Challenges in planning or solving problems
Some people living with dementia may experience changes in their ability to develop and follow a plan or work with numbers.
The Alzheimer’s Association said: “They may have trouble following a familiar recipe or keeping track of monthly bills. They may have difficulty concentrating and take much longer to do things than they did before.”
Making occasional errors when managing finances or household bills is normal and not a sign of Alzheimer’s.
Confusion with time or place
People living with Alzheimer’s can lose track of dates, seasons and the passage of time.
The Alzheimer’s Association added: “They may have trouble understanding something if it is not happening immediately and sometimes they may forget where they are or how they got there.”
Don’t worry if you are doing things like getting confused about the day of the week but figuring it out later – this is just age-related change.
Trouble understanding visual images and spatial relationships
For some people, having vision problems is a sign of Alzheimer’s.
The Alzheimer’s Association said: “This may lead to difficulty with balance or trouble reading. They may also have problems judging distance and determining colour or contrast, causing issues with driving.”
Don’t panic too much about vision changes related to things like cataracts, that’s normally just age-related change.
New problems with words in speaking or writing
People living with Alzheimer’s may have trouble following or joining a conversation. For example, The Alzheimer’s Association said they may stop in the middle of a conversation and have no idea how to continue or they may repeat themselves.
Or, they may struggle with vocabulary, have trouble naming a familiar object or use the wrong name (e.g., calling a “watch” a “hand-clock”).
Don’t work yourself too much about words though, it’s normal to have trouble finding the right word sometimes (especially as you age).
Misplacing things and losing the ability to retrace steps
A person living with Alzheimer’s disease may put things in unusual places.
The Alzheimer’s Association explained: “They may lose things and be unable to go back over their steps to find them again. He or she may accuse others of stealing, especially as the disease progresses.”
We all misplace things from time to time and have to retrace our steps to find them, but if this is a recurring problem it could be a sign of Alzheimer’s.
Decreased or poor judgment
Individuals may experience changes in judgment or decision-making.
The Alzheimer’s Association said: “For example, they may use poor judgment when dealing with money or pay less attention to grooming or keeping themselves clean.”

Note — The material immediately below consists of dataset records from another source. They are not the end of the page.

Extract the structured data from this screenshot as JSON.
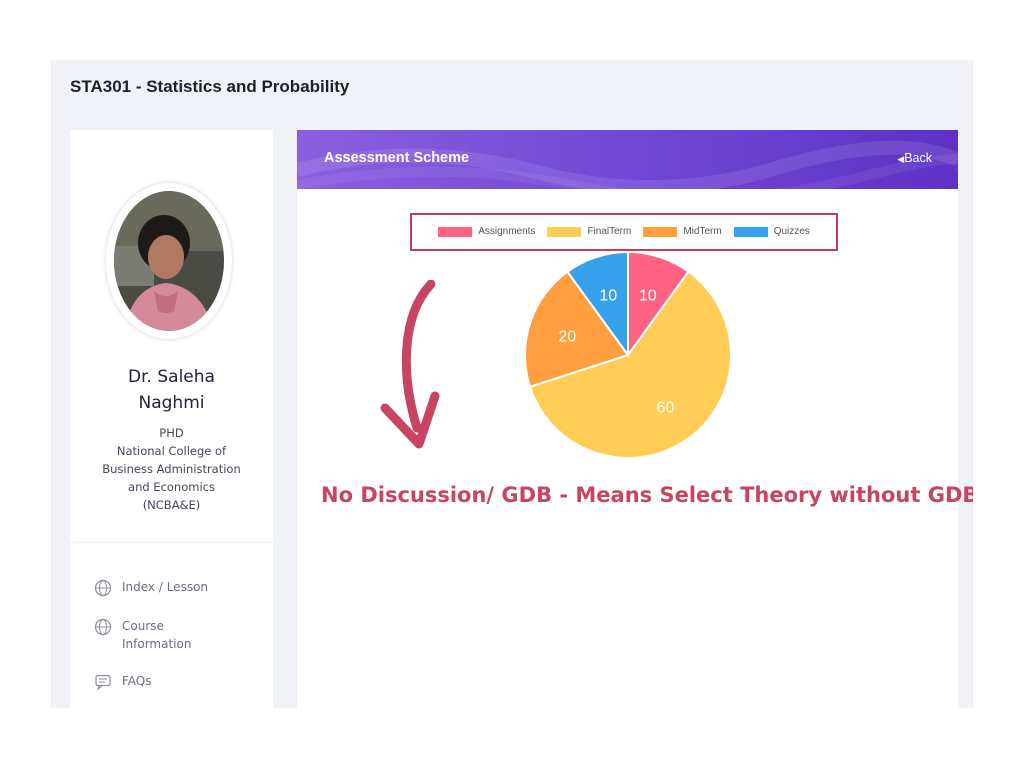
{
  "course": {
    "title": "STA301 - Statistics and Probability"
  },
  "professor": {
    "name": "Dr. Saleha Naghmi",
    "degree": "PHD",
    "institution_line1": "National College of",
    "institution_line2": "Business Administration",
    "institution_line3": "and Economics",
    "institution_line4": "(NCBA&E)"
  },
  "sidebar": {
    "items": [
      {
        "label": "Index / Lesson",
        "icon": "globe-icon"
      },
      {
        "label": "Course Information",
        "icon": "globe-icon"
      },
      {
        "label": "FAQs",
        "icon": "chat-icon"
      }
    ]
  },
  "panel": {
    "title": "Assessment Scheme",
    "back_label": "Back"
  },
  "annotation": {
    "note": "No Discussion/ GDB - Means Select Theory without GDB",
    "color": "#c84461"
  },
  "colors": {
    "header_gradient_start": "#8a5fe0",
    "header_gradient_end": "#5d32c4",
    "highlight": "#c43d5a"
  },
  "chart_data": {
    "type": "pie",
    "legend_position": "top",
    "series": [
      {
        "name": "Assignments",
        "value": 10,
        "color": "#ff6384"
      },
      {
        "name": "FinalTerm",
        "value": 60,
        "color": "#ffcd56"
      },
      {
        "name": "MidTerm",
        "value": 20,
        "color": "#ff9f40"
      },
      {
        "name": "Quizzes",
        "value": 10,
        "color": "#36a2eb"
      }
    ]
  }
}
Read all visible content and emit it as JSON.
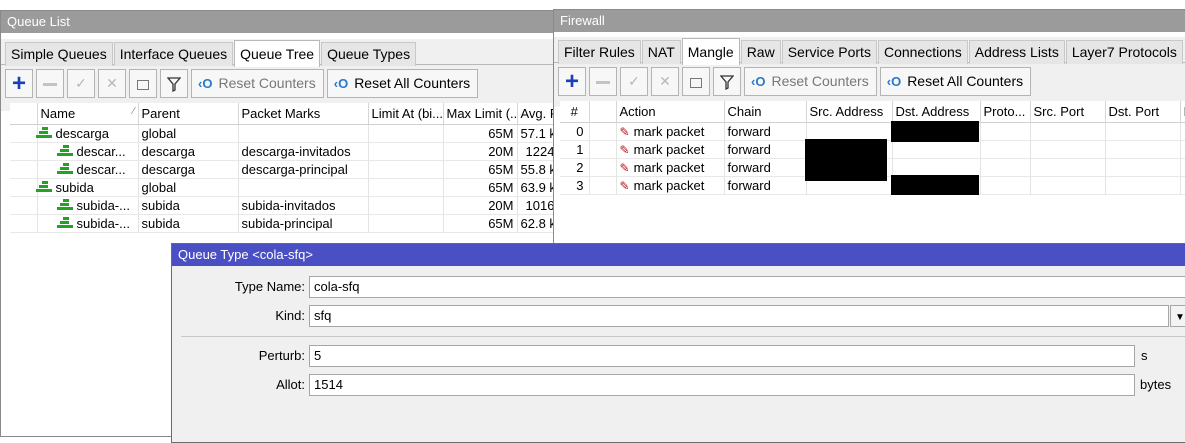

Making a bad decision or mistake once in a while, like neglecting to change the oil in the car, is not a sign of Alzheimer’s.
Withdrawal from work or social activities
A person living with Alzheimer’s disease may experience changes in the ability to hold or follow a conversation.
As a result, The Alzheimer’s Association said he or she may withdraw from hobbies, social activities or other engagements. They may also have trouble keeping up with a favourite team or activity.
However, feeling uninterested in familial or social obligations sometimes is normal as you age.
Changes in mood and personality
Individuals living with Alzheimer’s may experience mood and personality changes. They can become confused, suspicious, depressed, fearful or anxious.
Or, as The Alzheimer’s Association points out, they may be easily upset at home, with friends or when out of their comfort zone.
Developing very specific ways of doing things and becoming irritable when a routine is disrupted, however, is normally typical age-related change.